A month later, I had to be in Chicago for the DMA convention. I wasn't scared of flying. With the increased security, this was probably the safest time to fly in the history of commercial aviation. However, I opted not to go through the airport check-in mayhem and instead bought round-trip Amtrak passage with a sleeping compartment.
How was it? In two words: damn pleasant. I relaxed, worked, ate so-so meals, read and really slept. The train was several hours late, but so what?
Although airport screening is far more organized now, it's still a nuisance. Whenever I go through the process, how I envy those perfect, practiced pirouettes performed by George Clooney in "Up in the Air."
New Senior Benefits: Smart Marketing
In its zeal to make traveling safer after 9/11, the Transportation Security Administration (TSA) randomly pulled every Nth person from the line and did a random search. Old folks in wheelchairs, as well as small children, were patted down. The resultant publicity was disastrous.

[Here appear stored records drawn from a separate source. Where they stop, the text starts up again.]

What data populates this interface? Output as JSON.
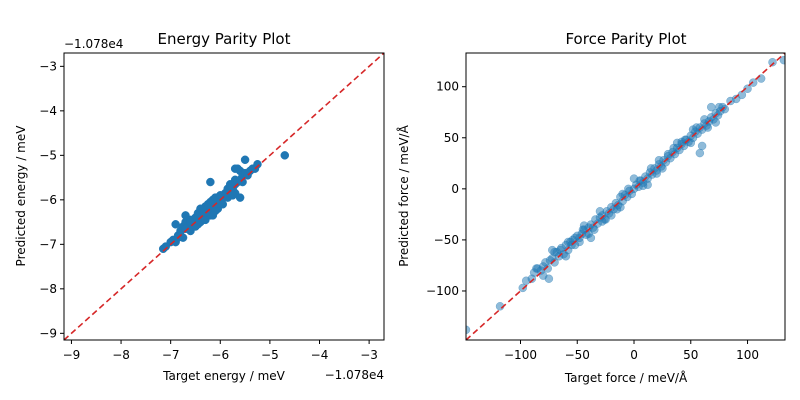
{
  "colors": {
    "points": "#1f77b4",
    "identity_line": "#d62728",
    "axes": "#000000",
    "background": "#ffffff"
  },
  "chart_data": [
    {
      "type": "scatter",
      "title": "Energy Parity Plot",
      "xlabel": "Target energy / meV",
      "ylabel": "Predicted energy / meV",
      "x_offset_label": "−1.078e4",
      "y_offset_label": "−1.078e4",
      "xlim": [
        -9.15,
        -2.7
      ],
      "ylim": [
        -9.15,
        -2.7
      ],
      "xticks": [
        -9,
        -8,
        -7,
        -6,
        -5,
        -4,
        -3
      ],
      "yticks": [
        -9,
        -8,
        -7,
        -6,
        -5,
        -4,
        -3
      ],
      "xtick_labels": [
        "−9",
        "−8",
        "−7",
        "−6",
        "−5",
        "−4",
        "−3"
      ],
      "ytick_labels": [
        "−9",
        "−8",
        "−7",
        "−6",
        "−5",
        "−4",
        "−3"
      ],
      "grid": false,
      "legend": "none",
      "identity_line": true,
      "point_alpha": 1.0,
      "series": [
        {
          "x": [
            -7.15,
            -7.1,
            -7.0,
            -6.95,
            -6.9,
            -6.85,
            -6.8,
            -6.75,
            -6.7,
            -6.7,
            -6.65,
            -6.6,
            -6.6,
            -6.55,
            -6.5,
            -6.5,
            -6.45,
            -6.4,
            -6.4,
            -6.35,
            -6.3,
            -6.3,
            -6.25,
            -6.2,
            -6.2,
            -6.15,
            -6.1,
            -6.1,
            -6.05,
            -6.0,
            -6.0,
            -5.95,
            -5.9,
            -5.9,
            -5.85,
            -5.8,
            -5.8,
            -5.75,
            -5.7,
            -5.7,
            -5.65,
            -5.6,
            -5.6,
            -5.55,
            -5.5,
            -5.45,
            -5.4,
            -5.35,
            -5.3,
            -5.25,
            -6.9,
            -6.75,
            -6.55,
            -6.45,
            -6.35,
            -6.2,
            -6.05,
            -5.95,
            -5.85,
            -5.7,
            -6.8,
            -6.6,
            -6.4,
            -6.25,
            -6.1,
            -5.8,
            -5.65,
            -5.5,
            -6.7,
            -6.3,
            -5.75,
            -5.55,
            -6.2,
            -6.0,
            -5.7,
            -4.7,
            -6.5,
            -6.85,
            -6.15,
            -5.6
          ],
          "y": [
            -7.1,
            -7.05,
            -6.95,
            -6.9,
            -6.55,
            -6.8,
            -6.7,
            -6.6,
            -6.5,
            -6.35,
            -6.6,
            -6.45,
            -6.7,
            -6.5,
            -6.4,
            -6.55,
            -6.3,
            -6.35,
            -6.2,
            -6.25,
            -6.15,
            -6.35,
            -6.1,
            -6.05,
            -6.2,
            -6.0,
            -5.95,
            -6.1,
            -6.0,
            -5.9,
            -6.05,
            -5.95,
            -5.85,
            -5.9,
            -5.75,
            -5.8,
            -5.7,
            -5.75,
            -5.65,
            -5.55,
            -5.6,
            -5.55,
            -5.35,
            -5.45,
            -5.4,
            -5.45,
            -5.35,
            -5.3,
            -5.3,
            -5.2,
            -6.95,
            -6.85,
            -6.6,
            -6.55,
            -6.45,
            -6.35,
            -6.2,
            -6.1,
            -5.95,
            -5.85,
            -6.7,
            -6.5,
            -6.5,
            -6.3,
            -6.25,
            -5.65,
            -5.3,
            -5.1,
            -6.65,
            -6.45,
            -5.9,
            -5.6,
            -5.6,
            -5.9,
            -5.3,
            -5.0,
            -6.6,
            -6.85,
            -6.35,
            -5.95
          ]
        }
      ]
    },
    {
      "type": "scatter",
      "title": "Force Parity Plot",
      "xlabel": "Target force / meV/Å",
      "ylabel": "Predicted force / meV/Å",
      "xlim": [
        -148,
        133
      ],
      "ylim": [
        -148,
        133
      ],
      "xticks": [
        -100,
        -50,
        0,
        50,
        100
      ],
      "yticks": [
        -100,
        -50,
        0,
        50,
        100
      ],
      "xtick_labels": [
        "−100",
        "−50",
        "0",
        "50",
        "100"
      ],
      "ytick_labels": [
        "−100",
        "−50",
        "0",
        "50",
        "100"
      ],
      "grid": false,
      "legend": "none",
      "identity_line": true,
      "point_alpha": 0.5,
      "series": [
        {
          "x": [
            -148,
            -118,
            -98,
            -95,
            -90,
            -88,
            -85,
            -82,
            -80,
            -78,
            -76,
            -74,
            -72,
            -70,
            -68,
            -66,
            -64,
            -62,
            -60,
            -58,
            -56,
            -54,
            -52,
            -50,
            -48,
            -46,
            -44,
            -42,
            -40,
            -38,
            -36,
            -34,
            -32,
            -30,
            -28,
            -26,
            -24,
            -22,
            -20,
            -18,
            -16,
            -14,
            -12,
            -10,
            -8,
            -6,
            -4,
            -2,
            0,
            2,
            4,
            6,
            8,
            10,
            12,
            14,
            16,
            18,
            20,
            22,
            24,
            26,
            28,
            30,
            32,
            34,
            36,
            38,
            40,
            42,
            44,
            46,
            48,
            50,
            52,
            54,
            56,
            58,
            60,
            62,
            64,
            66,
            68,
            70,
            72,
            74,
            76,
            78,
            80,
            85,
            90,
            95,
            100,
            105,
            112,
            122,
            132,
            -72,
            -60,
            -45,
            -30,
            -15,
            0,
            15,
            30,
            45,
            60,
            -55,
            -35,
            -5,
            25,
            55,
            -80,
            -65,
            -52,
            -40,
            -25,
            -10,
            5,
            20,
            35,
            50,
            65,
            75,
            -86,
            -58,
            -44,
            -28,
            -12,
            8,
            22,
            38,
            52,
            68,
            -70,
            -48,
            -20,
            12,
            42,
            62,
            72,
            58,
            -75,
            -38
          ],
          "y": [
            -138,
            -115,
            -97,
            -90,
            -88,
            -82,
            -78,
            -80,
            -76,
            -72,
            -78,
            -70,
            -68,
            -72,
            -62,
            -66,
            -58,
            -64,
            -55,
            -60,
            -52,
            -50,
            -55,
            -46,
            -48,
            -44,
            -40,
            -45,
            -38,
            -35,
            -38,
            -30,
            -34,
            -28,
            -26,
            -30,
            -22,
            -24,
            -18,
            -20,
            -14,
            -16,
            -8,
            -12,
            -6,
            -8,
            -2,
            -5,
            0,
            4,
            2,
            8,
            6,
            12,
            10,
            16,
            14,
            20,
            18,
            24,
            22,
            28,
            26,
            32,
            30,
            36,
            34,
            40,
            38,
            44,
            42,
            48,
            46,
            52,
            50,
            56,
            54,
            60,
            58,
            64,
            62,
            66,
            70,
            68,
            74,
            72,
            76,
            80,
            78,
            86,
            88,
            92,
            98,
            104,
            108,
            124,
            126,
            -60,
            -66,
            -40,
            -22,
            -20,
            10,
            20,
            34,
            48,
            42,
            -55,
            -40,
            0,
            20,
            60,
            -85,
            -60,
            -48,
            -44,
            -30,
            -5,
            8,
            15,
            40,
            45,
            60,
            80,
            -78,
            -52,
            -36,
            -32,
            -18,
            3,
            28,
            45,
            58,
            80,
            -62,
            -52,
            -26,
            4,
            46,
            68,
            65,
            35,
            -88,
            -48
          ]
        }
      ]
    }
  ]
}
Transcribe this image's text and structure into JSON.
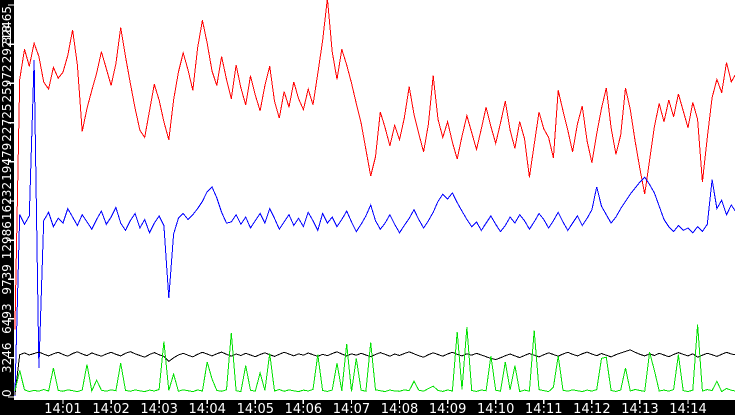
{
  "chart_data": {
    "type": "line",
    "title": "",
    "xlabel": "",
    "ylabel": "",
    "start_time": "14:00:00",
    "end_time": "14:15:00",
    "sample_interval_seconds": 6,
    "grid": false,
    "legend": "none",
    "colors": {
      "plot_background": "#ffffff",
      "axis_background": "#000000",
      "axis_text": "#ffffff",
      "tick": "#ffffff"
    },
    "y_axis": {
      "min": 0,
      "max": 32465,
      "tick_values": [
        0,
        3246,
        6493,
        9739,
        12986,
        16232,
        19479,
        22725,
        25972,
        29218,
        32465
      ],
      "tick_labels": [
        "0",
        "3246",
        "6493",
        "9739",
        "12986",
        "16232",
        "19479",
        "22725",
        "25972",
        "29218",
        "32465"
      ]
    },
    "x_axis": {
      "tick_labels": [
        "14:01",
        "14:02",
        "14:03",
        "14:04",
        "14:05",
        "14:06",
        "14:07",
        "14:08",
        "14:09",
        "14:10",
        "14:11",
        "14:12",
        "14:13",
        "14:14"
      ],
      "tick_minute_offsets": [
        1,
        2,
        3,
        4,
        5,
        6,
        7,
        8,
        9,
        10,
        11,
        12,
        13,
        14
      ]
    },
    "series": [
      {
        "name": "red",
        "color": "#ff0000",
        "values": [
          5600,
          26300,
          28800,
          27400,
          29300,
          28200,
          26100,
          25500,
          27300,
          26400,
          26900,
          28300,
          30400,
          27500,
          22000,
          23900,
          25400,
          26800,
          28600,
          27200,
          25800,
          27600,
          30600,
          28200,
          26000,
          23900,
          22100,
          21500,
          23700,
          25900,
          24600,
          22800,
          21300,
          24600,
          26900,
          28500,
          27100,
          25400,
          28900,
          31200,
          29300,
          27000,
          25800,
          28200,
          26300,
          24700,
          27500,
          25600,
          24200,
          26600,
          25000,
          23700,
          25800,
          27400,
          24500,
          23100,
          25300,
          24000,
          26100,
          24700,
          23800,
          25500,
          24200,
          26800,
          29500,
          33000,
          28600,
          26300,
          28800,
          27500,
          26000,
          24300,
          22700,
          20500,
          18300,
          19900,
          23600,
          22300,
          20800,
          22500,
          21300,
          23100,
          25700,
          23400,
          21800,
          20300,
          22600,
          26600,
          23000,
          21500,
          22800,
          21100,
          19700,
          21600,
          23300,
          21900,
          20500,
          22200,
          24000,
          22400,
          21000,
          22700,
          24500,
          22100,
          20600,
          22800,
          21400,
          18200,
          20900,
          23600,
          22200,
          21500,
          19800,
          25400,
          23700,
          22100,
          20300,
          22600,
          24100,
          21200,
          19400,
          21800,
          23900,
          25600,
          22300,
          20100,
          21700,
          25600,
          23800,
          21200,
          18900,
          16800,
          19600,
          22400,
          24300,
          22800,
          24600,
          23200,
          25100,
          23700,
          22300,
          24400,
          23000,
          17800,
          21500,
          24800,
          26300,
          25200,
          27700,
          26100,
          26800
        ]
      },
      {
        "name": "blue",
        "color": "#0000ff",
        "values": [
          100,
          15100,
          14300,
          15000,
          27900,
          2400,
          14600,
          15300,
          14100,
          14800,
          14400,
          15600,
          14900,
          14200,
          15100,
          14500,
          13900,
          14700,
          15400,
          14300,
          14900,
          15700,
          14400,
          13800,
          14600,
          15200,
          14000,
          14700,
          13600,
          14400,
          15000,
          14200,
          8200,
          13500,
          14800,
          15200,
          14700,
          15100,
          15600,
          16200,
          17000,
          17400,
          16500,
          15300,
          14400,
          14500,
          15100,
          14300,
          14900,
          14000,
          14600,
          15200,
          14400,
          15600,
          14800,
          13900,
          14500,
          15100,
          14200,
          14800,
          14100,
          15300,
          14600,
          13800,
          15200,
          14400,
          14900,
          14100,
          14700,
          15400,
          14500,
          13700,
          14300,
          15000,
          15900,
          14600,
          13900,
          14400,
          15100,
          14300,
          13600,
          14200,
          14800,
          15500,
          14700,
          14000,
          14600,
          15300,
          16200,
          16800,
          16400,
          16900,
          16100,
          15400,
          14700,
          14100,
          14500,
          13800,
          14400,
          15000,
          14300,
          13700,
          14200,
          14900,
          14400,
          15100,
          14600,
          13900,
          14500,
          15200,
          14700,
          14000,
          14600,
          15300,
          14500,
          13800,
          14400,
          15000,
          14200,
          14800,
          15500,
          17400,
          15800,
          15100,
          14400,
          14900,
          15600,
          16200,
          16800,
          17300,
          17800,
          18200,
          17600,
          16900,
          15800,
          14700,
          14100,
          13700,
          14200,
          13800,
          14000,
          13600,
          14100,
          13700,
          14300,
          18000,
          15600,
          16300,
          15100,
          15900,
          15300
        ]
      },
      {
        "name": "black",
        "color": "#000000",
        "values": [
          150,
          3500,
          3650,
          3480,
          3600,
          3720,
          3550,
          3400,
          3580,
          3700,
          3520,
          3380,
          3600,
          3740,
          3560,
          3420,
          3650,
          3500,
          3380,
          3560,
          3700,
          3540,
          3400,
          3620,
          3760,
          3580,
          3440,
          3300,
          3520,
          3680,
          3500,
          3360,
          2950,
          3250,
          3480,
          3620,
          3460,
          3320,
          3540,
          3700,
          3560,
          3400,
          3580,
          3720,
          3540,
          3380,
          3560,
          3440,
          3620,
          3480,
          3340,
          3520,
          3660,
          3500,
          3360,
          3540,
          3700,
          3560,
          3400,
          3580,
          3460,
          3640,
          3500,
          3360,
          3540,
          3420,
          3600,
          3740,
          3560,
          3400,
          3580,
          3460,
          3620,
          3480,
          3340,
          3520,
          3680,
          3540,
          3380,
          3560,
          3440,
          3600,
          3740,
          3580,
          3420,
          3300,
          3500,
          3660,
          3520,
          3380,
          3560,
          3700,
          3540,
          3400,
          3580,
          3460,
          3620,
          3480,
          3340,
          3200,
          3100,
          3250,
          3420,
          3560,
          3400,
          3260,
          3440,
          3600,
          3460,
          3320,
          3500,
          3660,
          3520,
          3380,
          3560,
          3700,
          3540,
          3400,
          3580,
          3720,
          3560,
          3420,
          3600,
          3460,
          3320,
          3500,
          3640,
          3780,
          3900,
          3700,
          3540,
          3400,
          3580,
          3440,
          3620,
          3480,
          3340,
          3520,
          3680,
          3540,
          3400,
          3580,
          3300,
          3460,
          3620,
          3500,
          3360,
          3540,
          3700,
          3560,
          3480
        ]
      },
      {
        "name": "green",
        "color": "#00e000",
        "values": [
          500,
          2200,
          600,
          450,
          550,
          480,
          620,
          500,
          2400,
          550,
          470,
          600,
          520,
          450,
          580,
          2700,
          500,
          1400,
          560,
          480,
          600,
          520,
          2800,
          550,
          470,
          590,
          510,
          450,
          570,
          500,
          620,
          4600,
          540,
          1900,
          480,
          600,
          520,
          450,
          580,
          500,
          2900,
          1500,
          550,
          470,
          600,
          5300,
          520,
          450,
          2600,
          560,
          480,
          2000,
          540,
          3600,
          500,
          620,
          470,
          590,
          510,
          450,
          570,
          500,
          620,
          3500,
          540,
          460,
          580,
          2800,
          520,
          4400,
          450,
          3200,
          560,
          480,
          4500,
          600,
          520,
          450,
          580,
          500,
          470,
          600,
          520,
          1300,
          560,
          480,
          700,
          900,
          540,
          460,
          580,
          500,
          5400,
          620,
          5800,
          540,
          460,
          580,
          510,
          3400,
          560,
          480,
          2900,
          600,
          2600,
          450,
          570,
          490,
          5500,
          610,
          530,
          450,
          800,
          3400,
          560,
          480,
          600,
          520,
          450,
          570,
          490,
          610,
          3200,
          3300,
          540,
          460,
          580,
          2400,
          500,
          620,
          540,
          460,
          3700,
          2200,
          500,
          570,
          490,
          610,
          3500,
          530,
          450,
          570,
          6000,
          490,
          610,
          530,
          1300,
          450,
          700,
          560,
          480
        ]
      }
    ]
  }
}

So for those of us over 75, the TSA has lightened up the rules. Oldsters can:
• Leave on shoes and light jackets through security checkpoints.
• Undergo an additional pass through Advanced Imaging Technology (AIT) to clear any anomalies detected during screening.
On several recent flights, Peggy and I found ourselves in the new TSA Precheck program line. It has even looser rules.
For years, Peggy and I were road warriors. We flew a lot and never made trouble. Presumably, some database recognized us as no threat. So maybe the Feds were giving us a free sample of TSA Precheck. Not only did we have to go through fewer hassles, but also the TSA Precheck lines were a lot shorter.